Mexico Poised to Legalize
Amid the hoopla of news of Canada's full legalization of marijuana by July 1, 2018, many marijuana industry watchers missed something big.
This week legalization in Mexico hit its tipping point far faster than anyone was predicting as recently as last fall. Now, our neighbor to the south is just one step away from legalizing medical marijuana nationwide after a rapid change of heart on the part of politicians and citizens.
The Mexican medical cannabis market could be worth up to $2 billion within 10 years, according to data cited by Reuters.
The Mexican legislature's lower house, the Chamber of Deputies, earlier this week voted 371-7 to end prohibition of marijuana for medical purposes. The nation's Senate did the same late last year.
By all accounts, President Enrique Peña Neito - a former opponent of cannabis legalization - will sign medical legalization into law soon.
Once that happens, the country's health ministry will start designing rules and regulations for companies to legally grow, dispense, and perform research on marijuana for medical purposes.
Public and lawmaker sentiment reversed course rapidly in marijuana's favor late last year because of two court battles.
In August 2016, a Mexican federal court ruled that the family of an 8-year-old girl who suffered from severe epileptic seizures hourly could treat her with cannabis oils if they could acquire them. The court did not give any guidance on how the family could legally obtain it, however.
In November, Mexico's supreme court voted 4-1 that the nation's marijuana ban was unconstitutional.
There are no publicly listed marijuana companies operating in Mexico... yet. But you can be sure that a slew of startups will emerge.

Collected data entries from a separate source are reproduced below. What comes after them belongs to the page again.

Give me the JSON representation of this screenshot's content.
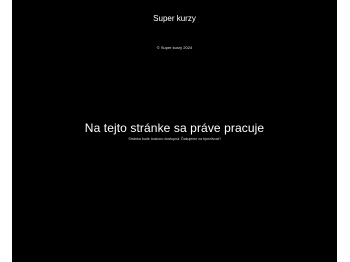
{
  "site": {
    "title": "Super kurzy",
    "copyright": "© Super kurzy 2024"
  },
  "maintenance": {
    "heading": "Na tejto stránke sa práve pracuje",
    "message": "Stránka bude čoskoro dostupná. Ďakujeme za trpezlivosť!"
  },
  "icons": {
    "admin_login": "lock-icon"
  },
  "colors": {
    "background": "#000000",
    "text": "#ffffff"
  }
}
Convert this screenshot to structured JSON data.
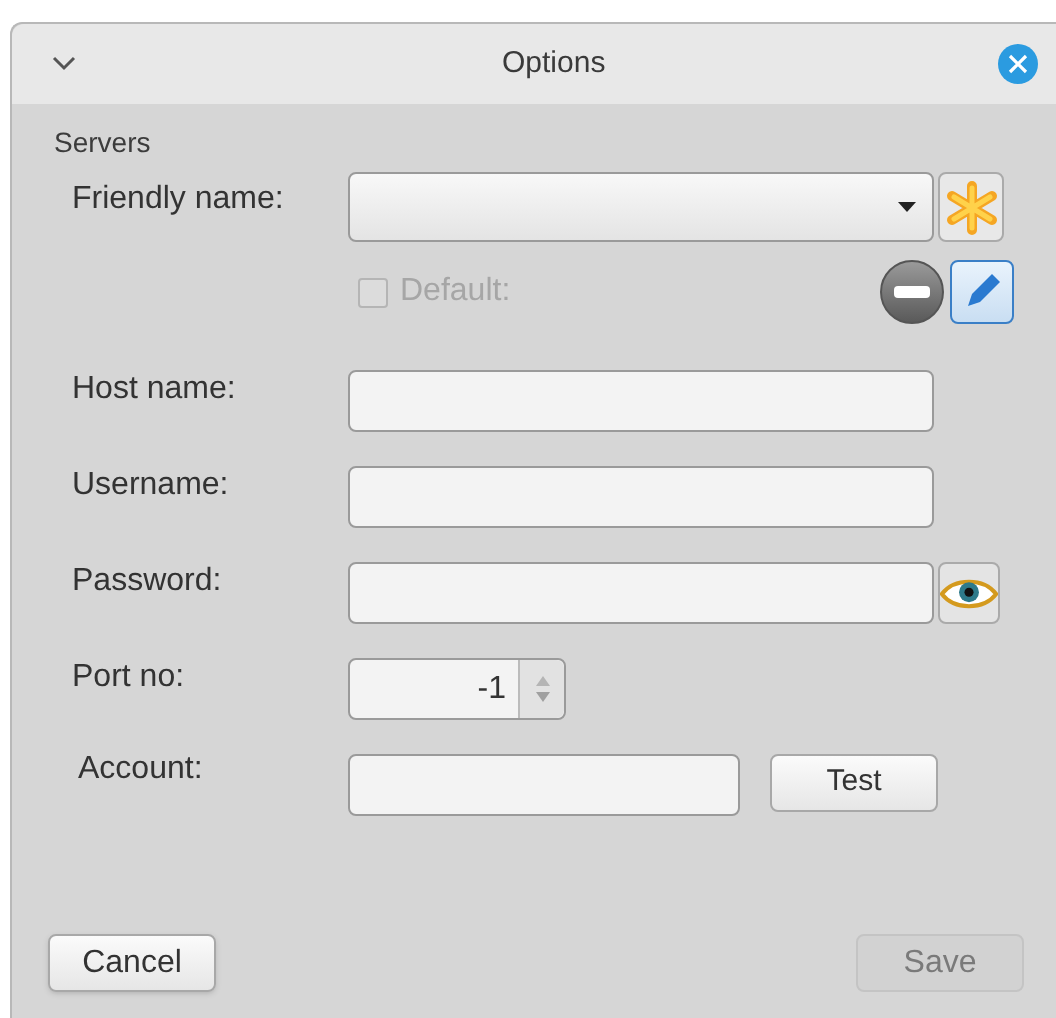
{
  "window": {
    "title": "Options"
  },
  "section": {
    "label": "Servers"
  },
  "friendly_name": {
    "label": "Friendly name:"
  },
  "default": {
    "label": "Default:",
    "checked": false,
    "disabled": true
  },
  "fields": [
    {
      "kind": "text",
      "label": "Host name:"
    },
    {
      "kind": "text",
      "label": "Username:"
    },
    {
      "kind": "password",
      "label": "Password:"
    },
    {
      "kind": "spin",
      "label": "Port no:",
      "value": "-1"
    },
    {
      "kind": "account",
      "label": "Account:",
      "button": "Test"
    }
  ],
  "buttons": [
    {
      "label": "Cancel",
      "disabled": false
    },
    {
      "label": "Save",
      "disabled": true
    }
  ]
}
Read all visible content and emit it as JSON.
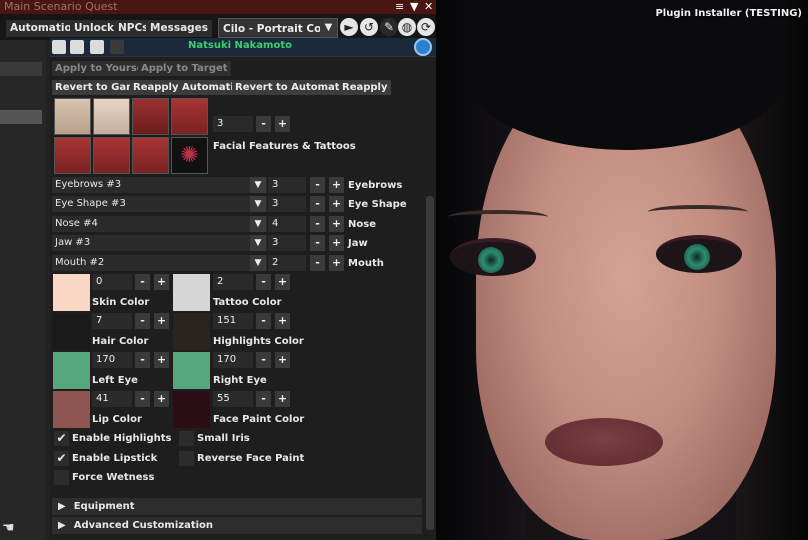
{
  "window": {
    "title": "Main Scenario Quest",
    "top_icons": [
      "≡",
      "▼",
      "✕"
    ]
  },
  "menu": [
    "Automation",
    "Unlocks",
    "NPCs",
    "Messages"
  ],
  "design_select": {
    "value": "Cilo - Portrait Commis",
    "arrow": "▼"
  },
  "plugin_info": {
    "line1": "Plugin Installer (TESTING)"
  },
  "panel": {
    "character_name": "Natsuki Nakamoto",
    "apply_yourself": "Apply to Yourself",
    "apply_target": "Apply to Target",
    "revert_game": "Revert to Game",
    "reapply_automation": "Reapply Automation",
    "revert_automation": "Revert to Automation",
    "reapply": "Reapply",
    "features_value": "3",
    "facial_features_label": "Facial Features & Tattoos",
    "combos": [
      {
        "value": "Eyebrows #3",
        "num": "3",
        "label": "Eyebrows"
      },
      {
        "value": "Eye Shape #3",
        "num": "3",
        "label": "Eye Shape"
      },
      {
        "value": "Nose #4",
        "num": "4",
        "label": "Nose"
      },
      {
        "value": "Jaw #3",
        "num": "3",
        "label": "Jaw"
      },
      {
        "value": "Mouth #2",
        "num": "2",
        "label": "Mouth"
      }
    ],
    "colors": [
      {
        "value": "0",
        "label": "Skin Color",
        "hex": "#f8d8c4"
      },
      {
        "value": "2",
        "label": "Tattoo Color",
        "hex": "#d6d6d6"
      },
      {
        "value": "7",
        "label": "Hair Color",
        "hex": "#1a1a1a"
      },
      {
        "value": "151",
        "label": "Highlights Color",
        "hex": "#29241f"
      },
      {
        "value": "170",
        "label": "Left Eye",
        "hex": "#56a67e"
      },
      {
        "value": "170",
        "label": "Right Eye",
        "hex": "#56a67e"
      },
      {
        "value": "41",
        "label": "Lip Color",
        "hex": "#8e5551"
      },
      {
        "value": "55",
        "label": "Face Paint Color",
        "hex": "#2a0e14"
      }
    ],
    "checks": [
      {
        "label": "Enable Highlights",
        "checked": true
      },
      {
        "label": "Small Iris",
        "checked": false
      },
      {
        "label": "Enable Lipstick",
        "checked": true
      },
      {
        "label": "Reverse Face Paint",
        "checked": false
      },
      {
        "label": "Force Wetness",
        "checked": false
      }
    ],
    "sections": [
      "Equipment",
      "Advanced Customization"
    ],
    "minus": "-",
    "plus": "+",
    "checkmark": "✔",
    "expand_arrow": "▶"
  }
}
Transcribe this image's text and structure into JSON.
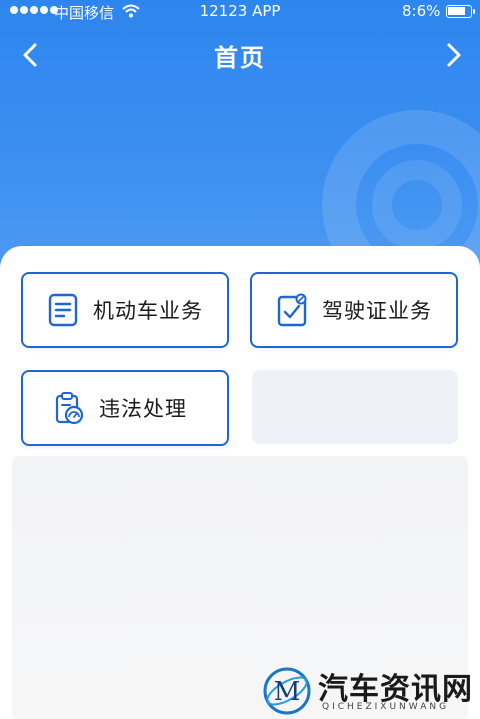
{
  "status_bar": {
    "carrier": "中国移信",
    "app_name": "12123 APP",
    "battery_percent": "8:6%",
    "battery_level": 0.86
  },
  "nav": {
    "title": "首页"
  },
  "tiles": [
    {
      "label": "机动车业务",
      "icon": "document-list-icon"
    },
    {
      "label": "驾驶证业务",
      "icon": "license-check-icon"
    },
    {
      "label": "违法处理",
      "icon": "clipboard-gauge-icon"
    }
  ],
  "watermark": {
    "title": "汽车资讯网",
    "subtitle": "QICHEZIXUNWANG",
    "logo_letter": "M"
  },
  "colors": {
    "header_blue": "#2d86ee",
    "tile_border": "#1f66d1"
  }
}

Plus, we can be sure that many of those startups will be backed by or partner with successful U.S. and Canadian legal marijuana companies. It was just last week that I wrote you about how two Canadian companies have forged deals with Australian companies. Both are prominent in my new How to Make a Fast Fortune on Canada's Upcoming Total Legalization of Marijuana report.

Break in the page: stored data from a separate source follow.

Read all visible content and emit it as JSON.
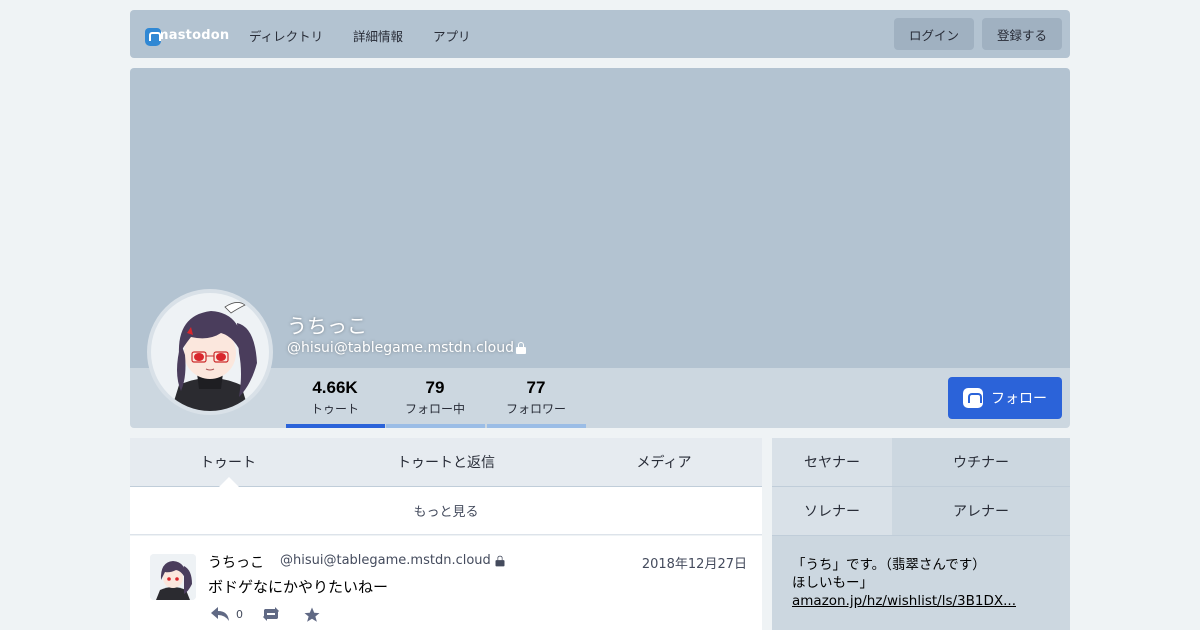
{
  "colors": {
    "page_bg": "#eff3f5",
    "topbar_bg": "#b3c3d1",
    "header_bg": "#b3c3d1",
    "stats_bg": "#ccd7e0",
    "accent": "#2b63d9",
    "active_counter_line": "#2b63d9",
    "inactive_counter_line": "#9bbde6"
  },
  "topbar": {
    "logo_text": "mastodon",
    "nav": [
      "ディレクトリ",
      "詳細情報",
      "アプリ"
    ],
    "login_label": "ログイン",
    "signup_label": "登録する"
  },
  "profile": {
    "display_name": "うちっこ",
    "acct": "@hisui@tablegame.mstdn.cloud",
    "locked_icon": "lock-icon",
    "follow_label": "フォロー",
    "counters": [
      {
        "value": "4.66K",
        "label": "トゥート",
        "active": true
      },
      {
        "value": "79",
        "label": "フォロー中",
        "active": false
      },
      {
        "value": "77",
        "label": "フォロワー",
        "active": false
      }
    ]
  },
  "timeline": {
    "tabs": [
      "トゥート",
      "トゥートと返信",
      "メディア"
    ],
    "active_tab": "トゥート",
    "load_more_label": "もっと見る",
    "statuses": [
      {
        "display_name": "うちっこ",
        "acct": "@hisui@tablegame.mstdn.cloud",
        "date": "2018年12月27日",
        "text": "ボドゲなにかやりたいねー",
        "reply_count": "0"
      }
    ]
  },
  "sidebar": {
    "fields": [
      {
        "name": "セヤナー",
        "value": "ウチナー"
      },
      {
        "name": "ソレナー",
        "value": "アレナー"
      }
    ],
    "bio_lines": [
      "「うち」です。（翡翠さんです）",
      "ほしいもー」"
    ],
    "bio_link": "amazon.jp/hz/wishlist/ls/3B1DX..."
  }
}
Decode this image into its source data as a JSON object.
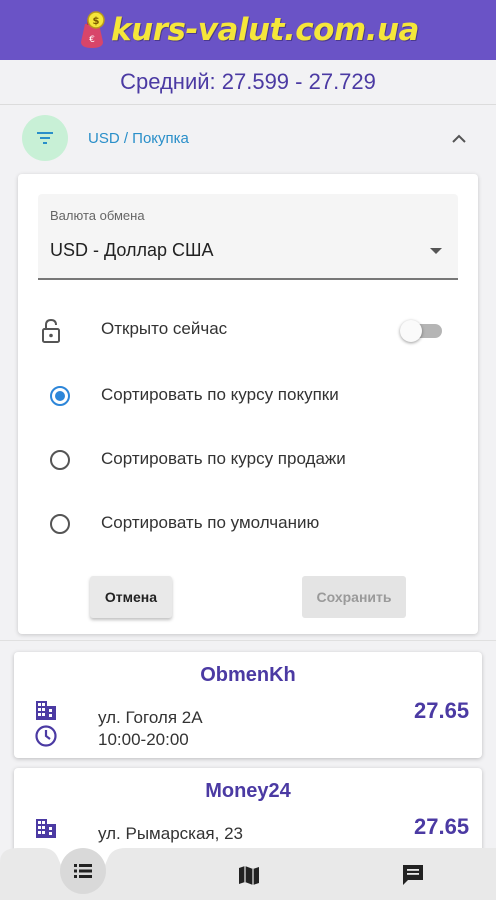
{
  "header": {
    "logo_text": "kurs-valut.com.ua",
    "logo_icon": "money-bag-icon",
    "bg_color": "#6a53c6",
    "logo_color": "#f5e63a"
  },
  "average": {
    "text": "Средний: 27.599 - 27.729"
  },
  "filter": {
    "summary": "USD / Покупка",
    "icon": "filter-icon",
    "expand_icon": "chevron-up-icon"
  },
  "panel": {
    "currency_label": "Валюта обмена",
    "currency_value": "USD - Доллар США",
    "open_now_label": "Открыто сейчас",
    "open_now_on": false,
    "sort_options": [
      {
        "label": "Сортировать по курсу покупки",
        "selected": true
      },
      {
        "label": "Сортировать по курсу продажи",
        "selected": false
      },
      {
        "label": "Сортировать по умолчанию",
        "selected": false
      }
    ],
    "cancel_label": "Отмена",
    "save_label": "Сохранить"
  },
  "cards": [
    {
      "name": "ObmenKh",
      "address": "ул. Гоголя 2А",
      "hours": "10:00-20:00",
      "rate": "27.65"
    },
    {
      "name": "Money24",
      "address": "ул. Рымарская, 23",
      "hours": "",
      "rate": "27.65"
    }
  ],
  "bottom_nav": {
    "items": [
      "list-icon",
      "map-icon",
      "chat-icon"
    ]
  }
}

Further, it was announced today that Vicente Fox, the former president of Mexico, will be the keynote speaker at the upcoming Cannabis Business Summit and Expo hosted by the National Cannabis Industry Association (NCIA). Fox has supported cannabis reform in Mexico as far back as 2009 - as both a way to tamp down that nation's drug wars and to increase business opportunities.
We'll be at the NCIA conference, too, in Oakland, Calif., June 12-14. We'll let you know what he has to say.